How We Believe_ Science and the Search for God - Michael Shermer [90]
Cosmology and evolutionary biology provide a good answer to the first question and a partial answer to the second—we are star stuff and biomass, we evolved by descent with modification from our ancestors, but no one knows where we are going. About the third question, science knows a lot about the process of dying, has adequate explanations for phenomena such as near-death experiences, struggles when it comes to defining death, but can say nothing about what happens after we die, other than “No one knows.”

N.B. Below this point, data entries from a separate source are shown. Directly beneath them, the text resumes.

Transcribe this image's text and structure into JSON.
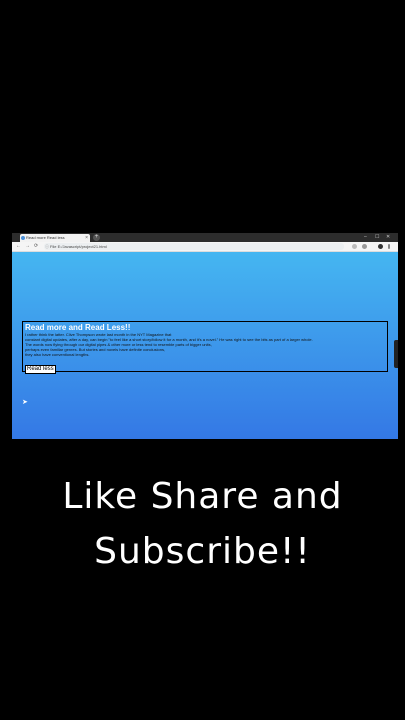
{
  "browser": {
    "tab_title": "Read more Read less",
    "tab_close_glyph": "×",
    "new_tab_glyph": "+",
    "window_controls": [
      "–",
      "☐",
      "✕"
    ],
    "nav": {
      "back": "←",
      "forward": "→",
      "reload": "⟳"
    },
    "url_prefix": "File",
    "url": "E:/Javascript/project21.html",
    "toolbar_icons": [
      "star-icon",
      "extension-icon",
      "profile-icon",
      "menu-icon"
    ]
  },
  "page": {
    "heading": "Read more and Read Less!!",
    "paragraph_lines": [
      "I rather think the latter. Clive Thompson wrote last month in the NYT Magazine that",
      "constant digital updates, after a day, can begin \"to feel like a short story/follow it for a month, and it's a novel.\" He was right to see the bits as part of a larger whole.",
      "The words now flying through our digital pipes & other more or less tend to resemble parts of bigger units,",
      "perhaps even familiar genres. But stories and novels have definite conclusions,",
      "they also have conventional lengths."
    ],
    "button_label": "Read less"
  },
  "cta": {
    "line1": "Like Share and",
    "line2": "Subscribe!!"
  },
  "colors": {
    "gradient_top": "#45b6f1",
    "gradient_bottom": "#3478e5",
    "background": "#000000"
  }
}
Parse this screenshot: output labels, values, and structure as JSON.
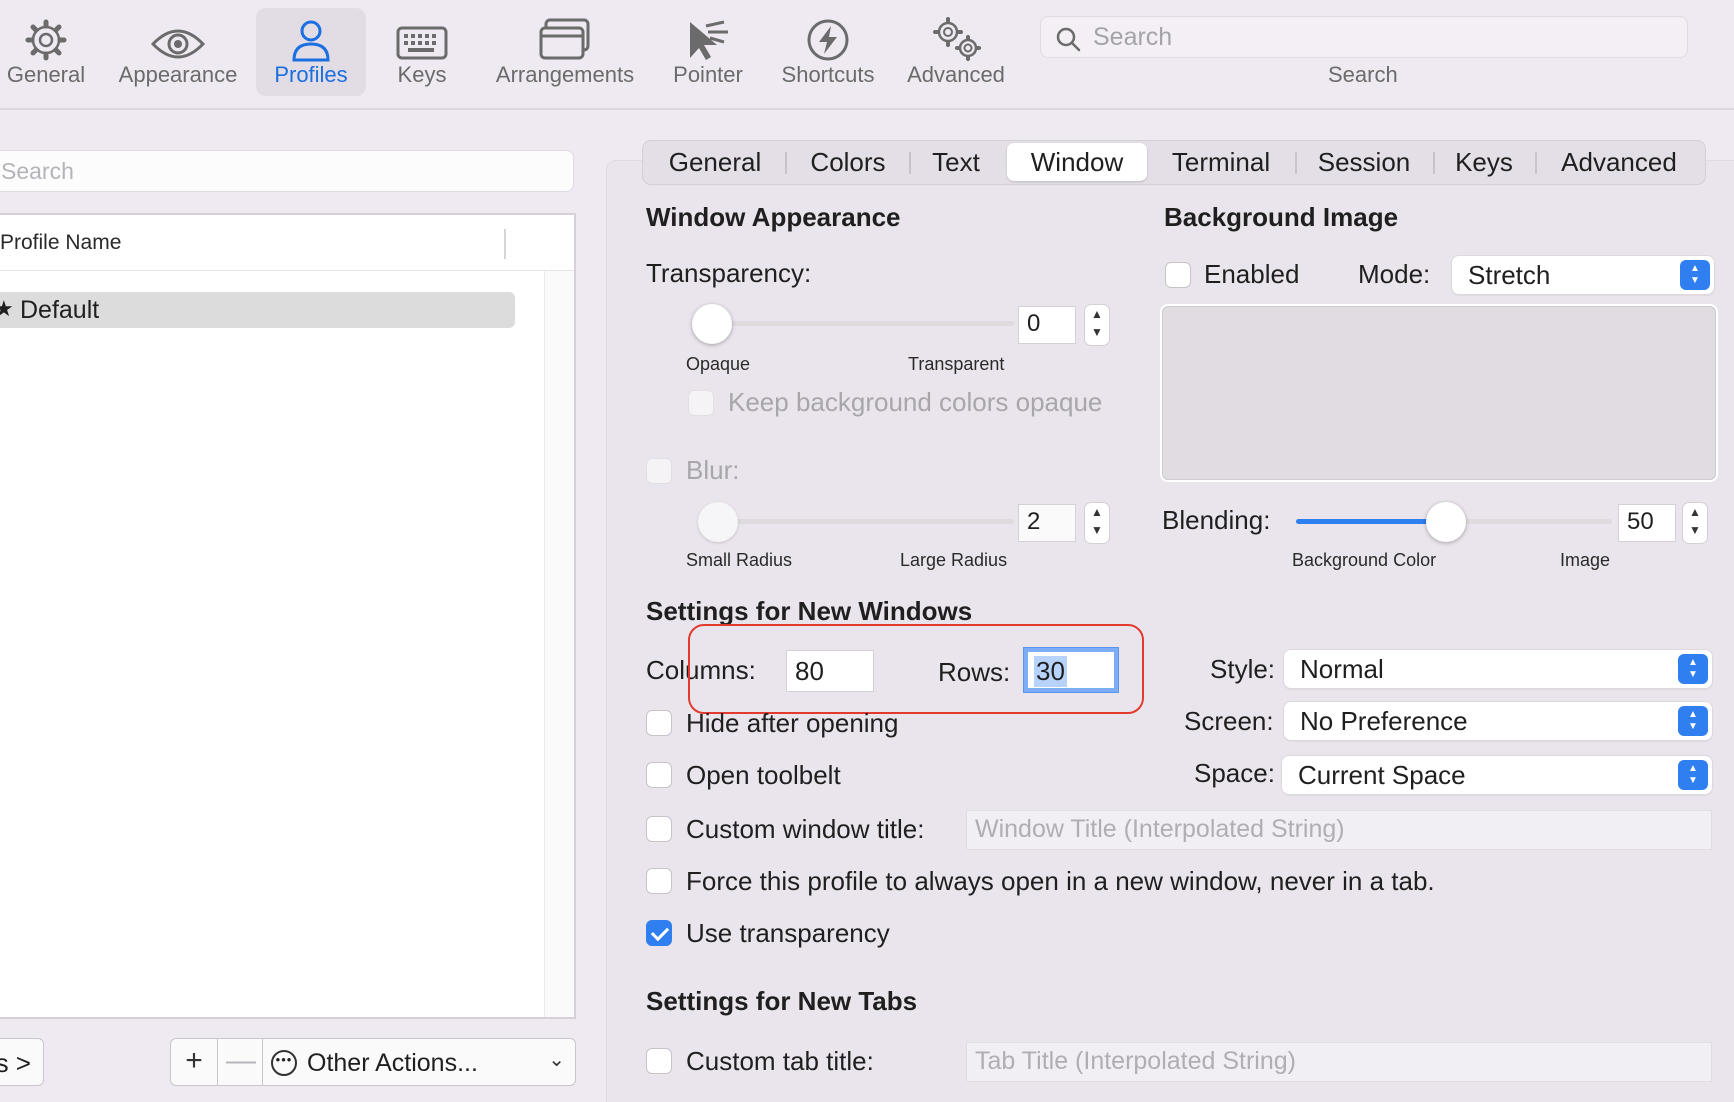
{
  "toolbar": {
    "items": [
      {
        "label": "General",
        "icon": "gear-icon"
      },
      {
        "label": "Appearance",
        "icon": "eye-icon"
      },
      {
        "label": "Profiles",
        "icon": "person-icon"
      },
      {
        "label": "Keys",
        "icon": "keyboard-icon"
      },
      {
        "label": "Arrangements",
        "icon": "window-arrangement-icon"
      },
      {
        "label": "Pointer",
        "icon": "pointer-icon"
      },
      {
        "label": "Shortcuts",
        "icon": "lightning-icon"
      },
      {
        "label": "Advanced",
        "icon": "gears-icon"
      }
    ],
    "active": "Profiles",
    "search_placeholder": "Search",
    "search_caption": "Search"
  },
  "profiles": {
    "search_placeholder": "Search",
    "column_header": "Profile Name",
    "items": [
      {
        "name": "Default",
        "default": true
      }
    ],
    "tags_button": "s >",
    "add_button": "+",
    "remove_button": "—",
    "other_actions": "Other Actions..."
  },
  "tabs": [
    "General",
    "Colors",
    "Text",
    "Window",
    "Terminal",
    "Session",
    "Keys",
    "Advanced"
  ],
  "active_tab": "Window",
  "window_appearance": {
    "title": "Window Appearance",
    "transparency_label": "Transparency:",
    "transparency_value": "0",
    "transparency_min_label": "Opaque",
    "transparency_max_label": "Transparent",
    "keep_bg_opaque_label": "Keep background colors opaque",
    "blur_label": "Blur:",
    "blur_value": "2",
    "blur_min_label": "Small Radius",
    "blur_max_label": "Large Radius"
  },
  "background_image": {
    "title": "Background Image",
    "enabled_label": "Enabled",
    "mode_label": "Mode:",
    "mode_value": "Stretch",
    "blending_label": "Blending:",
    "blending_value": "50",
    "blending_min_label": "Background Color",
    "blending_max_label": "Image"
  },
  "new_windows": {
    "title": "Settings for New Windows",
    "columns_label": "Columns:",
    "columns_value": "80",
    "rows_label": "Rows:",
    "rows_value": "30",
    "style_label": "Style:",
    "style_value": "Normal",
    "screen_label": "Screen:",
    "screen_value": "No Preference",
    "space_label": "Space:",
    "space_value": "Current Space",
    "hide_after_opening": "Hide after opening",
    "open_toolbelt": "Open toolbelt",
    "custom_window_title": "Custom window title:",
    "window_title_placeholder": "Window Title (Interpolated String)",
    "force_new_window": "Force this profile to always open in a new window, never in a tab.",
    "use_transparency": "Use transparency",
    "use_transparency_checked": true
  },
  "new_tabs": {
    "title": "Settings for New Tabs",
    "custom_tab_title": "Custom tab title:",
    "tab_title_placeholder": "Tab Title (Interpolated String)"
  },
  "colors": {
    "accent": "#2f7ff0",
    "highlight_annotation": "#e23b2e",
    "active_toolbar": "#1b6fe0"
  }
}
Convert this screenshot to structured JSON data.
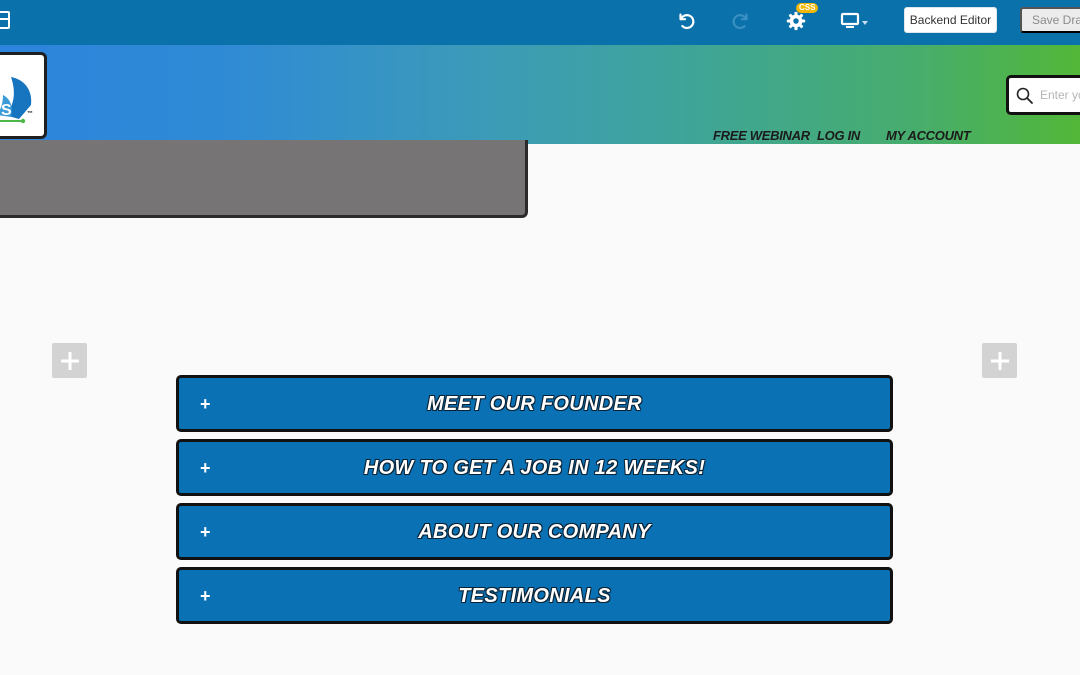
{
  "editor_toolbar": {
    "css_badge": "CSS",
    "backend_editor_label": "Backend Editor",
    "save_draft_label": "Save Draft"
  },
  "site_header": {
    "logo_mark": "™",
    "nav": {
      "free_webinar": "FREE WEBINAR",
      "log_in": "LOG IN",
      "my_account": "MY ACCOUNT"
    },
    "search": {
      "placeholder": "Enter your search"
    }
  },
  "accordion": {
    "items": [
      {
        "label": "MEET OUR FOUNDER"
      },
      {
        "label": "HOW TO GET A JOB IN 12 WEEKS!"
      },
      {
        "label": "ABOUT OUR COMPANY"
      },
      {
        "label": "TESTIMONIALS"
      }
    ]
  },
  "colors": {
    "toolbar_bg": "#0a71ab",
    "accordion_bg": "#0a71b4",
    "header_gradient_start": "#2c84dc",
    "header_gradient_end": "#52b738",
    "badge": "#f2b705"
  }
}
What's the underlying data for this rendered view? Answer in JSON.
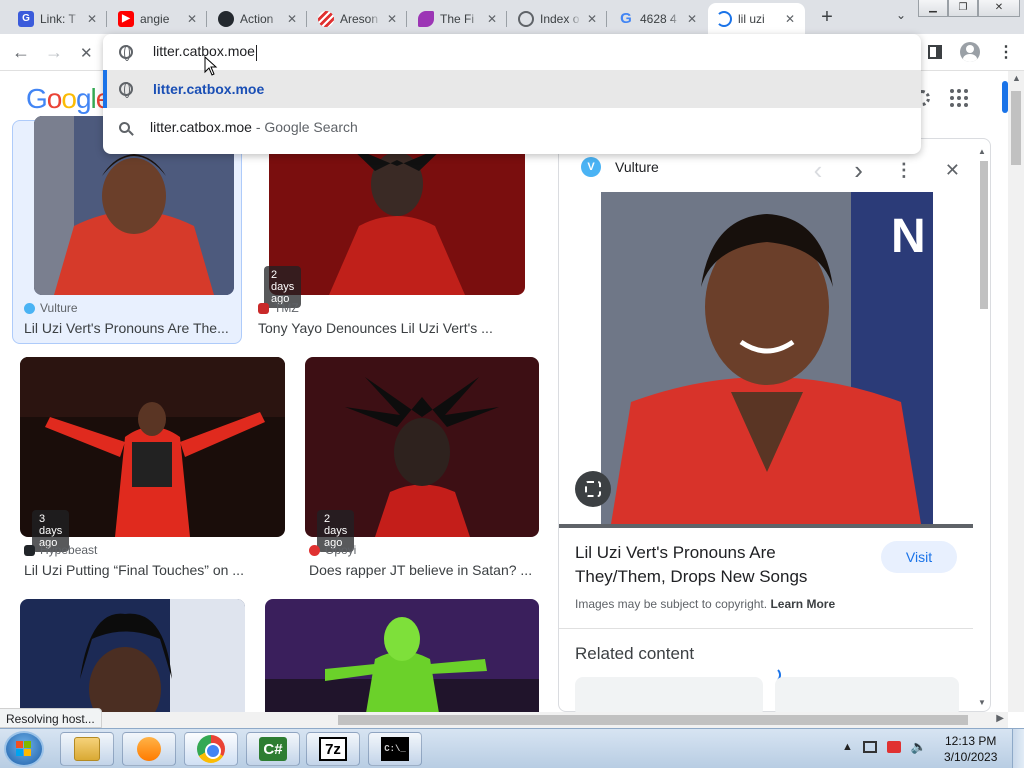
{
  "tabs": [
    {
      "title": "Link: T",
      "favicon": "generic-site-icon",
      "color": "#3b5bdb"
    },
    {
      "title": "angie",
      "favicon": "youtube-icon",
      "color": "#ff0000"
    },
    {
      "title": "Action",
      "favicon": "github-icon",
      "color": "#24292f"
    },
    {
      "title": "Areson",
      "favicon": "stripes-icon",
      "color": "#e03131"
    },
    {
      "title": "The Fi",
      "favicon": "purple-bird-icon",
      "color": "#9c36b5"
    },
    {
      "title": "Index o",
      "favicon": "globe-icon",
      "color": "#5f6368"
    },
    {
      "title": "4628 4",
      "favicon": "google-icon",
      "color": "#4285f4"
    },
    {
      "title": "lil uzi",
      "favicon": "loading-spinner-icon",
      "color": "#1a73e8"
    }
  ],
  "tab_close": "✕",
  "new_tab": "+",
  "tab_search": "⌄",
  "window_buttons": {
    "minimize": "▁",
    "restore": "❐",
    "close": "✕"
  },
  "toolbar": {
    "back": "←",
    "forward": "→",
    "stop": "✕",
    "omnibox_value": "litter.catbox.moe",
    "suggestions": [
      {
        "icon": "globe-icon",
        "text": "litter.catbox.moe",
        "sub": ""
      },
      {
        "icon": "search-icon",
        "text": "litter.catbox.moe",
        "sub": " - Google Search"
      }
    ],
    "kebab": "⋮"
  },
  "page": {
    "logo_letters": [
      "G",
      "o",
      "o",
      "g",
      "l",
      "e"
    ],
    "results": [
      {
        "source": "Vulture",
        "caption": "Lil Uzi Vert's Pronouns Are The...",
        "badge": "",
        "src_color": "#4ab3f4"
      },
      {
        "source": "TMZ",
        "caption": "Tony Yayo Denounces Lil Uzi Vert's ...",
        "badge": "2 days ago",
        "src_color": "#c92a2a"
      },
      {
        "source": "Hypebeast",
        "caption": "Lil Uzi Putting “Final Touches” on ...",
        "badge": "3 days ago",
        "src_color": "#212529"
      },
      {
        "source": "Opoyi",
        "caption": "Does rapper JT believe in Satan? ...",
        "badge": "2 days ago",
        "src_color": "#e03131"
      }
    ]
  },
  "panel": {
    "source": "Vulture",
    "source_badge": "V",
    "prev": "‹",
    "next": "›",
    "more": "⋮",
    "close": "✕",
    "title": "Lil Uzi Vert's Pronouns Are They/Them, Drops New Songs",
    "visit": "Visit",
    "copyright": "Images may be subject to copyright.",
    "learn_more": "Learn More",
    "related": "Related content"
  },
  "status_text": "Resolving host...",
  "taskbar": {
    "apps": [
      {
        "name": "explorer",
        "label": ""
      },
      {
        "name": "media-player",
        "label": ""
      },
      {
        "name": "chrome",
        "label": ""
      },
      {
        "name": "csharp",
        "label": "C#"
      },
      {
        "name": "7zip",
        "label": "7z"
      },
      {
        "name": "cmd",
        "label": "C:\\_"
      }
    ],
    "tray_arrow": "▲",
    "time": "12:13 PM",
    "date": "3/10/2023"
  }
}
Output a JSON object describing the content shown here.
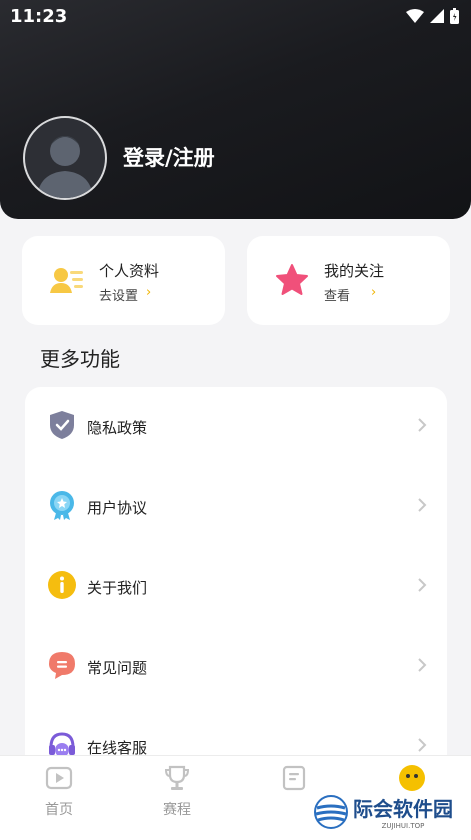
{
  "status_bar": {
    "time": "11:23"
  },
  "header": {
    "login_label": "登录/注册"
  },
  "cards": [
    {
      "title": "个人资料",
      "subtitle": "去设置",
      "arrow": "›"
    },
    {
      "title": "我的关注",
      "subtitle": "查看",
      "arrow": "›"
    }
  ],
  "section": {
    "title": "更多功能"
  },
  "menu": [
    {
      "label": "隐私政策",
      "icon": "shield-icon"
    },
    {
      "label": "用户协议",
      "icon": "badge-icon"
    },
    {
      "label": "关于我们",
      "icon": "info-icon"
    },
    {
      "label": "常见问题",
      "icon": "chat-icon"
    },
    {
      "label": "在线客服",
      "icon": "headset-icon"
    }
  ],
  "tabbar": [
    {
      "label": "首页",
      "icon": "play-icon"
    },
    {
      "label": "赛程",
      "icon": "trophy-icon"
    },
    {
      "label": "",
      "icon": "document-icon"
    },
    {
      "label": "",
      "icon": "smiley-icon"
    }
  ],
  "watermark": {
    "text": "际会软件园",
    "sub": "ZUJIHUI.TOP"
  },
  "colors": {
    "accent": "#f0b400",
    "header_dark": "#1a1b1f",
    "star": "#f0507a"
  }
}
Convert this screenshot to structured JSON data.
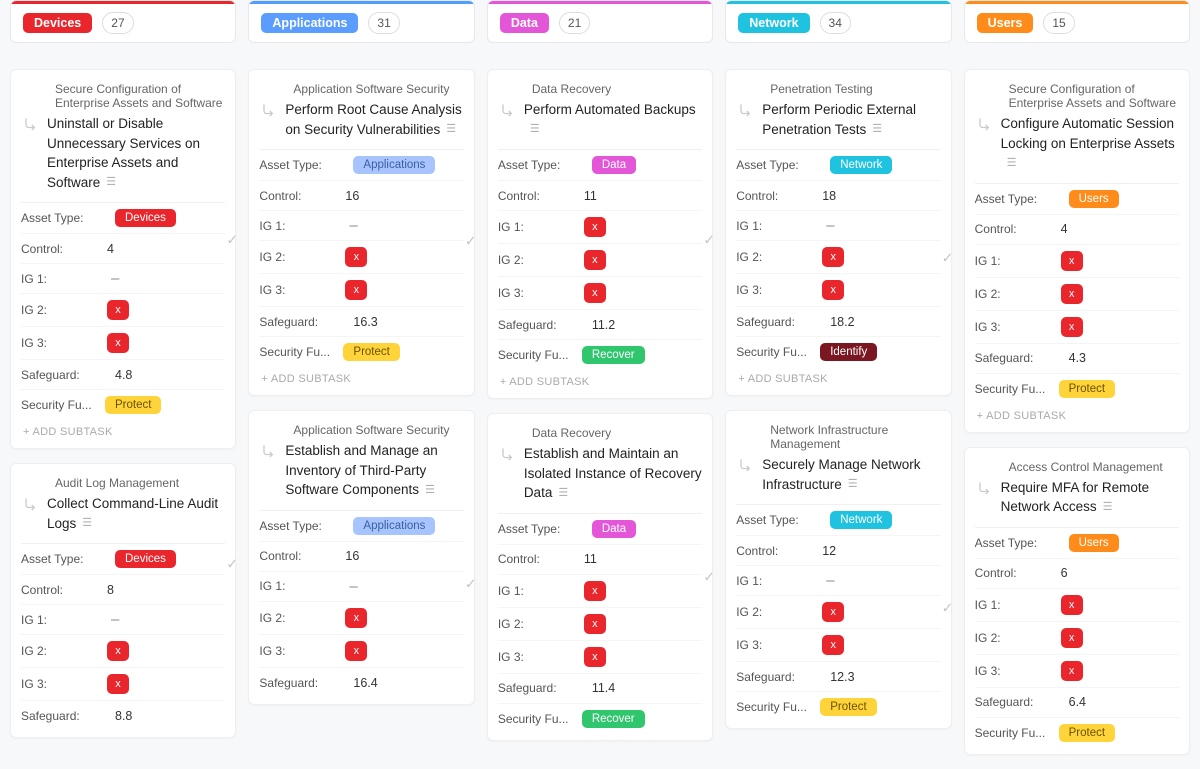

As for the second mode of religion’s purpose in the moral and social realm, humanists have worked to present viable secular alternatives. But as Wilson observed, we are small in number and, compared to religion, largely impotent as a social force. Studies show, for example, that following the 1992 Los Angeles riots it was religion that helped rebuild the looted and torched neighborhoods, not business, not government, and certainly not the humanists. Perhaps it is because religion has a 10,000-year head start on these other social institutions, or perhaps it is because that is what religion does best. Only time will tell. But the notion that religion will soon fall into disuse would seem to be belied by the data of both science and anecdotal observation. In this sense, at least for now, the separate-worlds model emerges as the only possible description of the relationship of religion and science. While scientists may manifest commendable moral traits, or act with admirable social consciousness, they do so as an expression of their humanity, not their science. Science has never trafficked, and likely never will, in the business of moral courage and nobility of spirit.
Chapter 7
THE STORYTELLING ANIMAL
Myth, Morality, and the Evolution of Religion
I have given the evidence to the best of my ability; and we must acknowledge, as it seems to me, that man with all his noble qualities, with sympathy which feels for the most debased, with benevolence which extends not only to other men but to the humblest living creature, with his god-like intellect which has penetrated into the movements and constitution of the solar system—with all these exalted powers—Man still bears in his bodily frame the indelible stamp of his lowly origin.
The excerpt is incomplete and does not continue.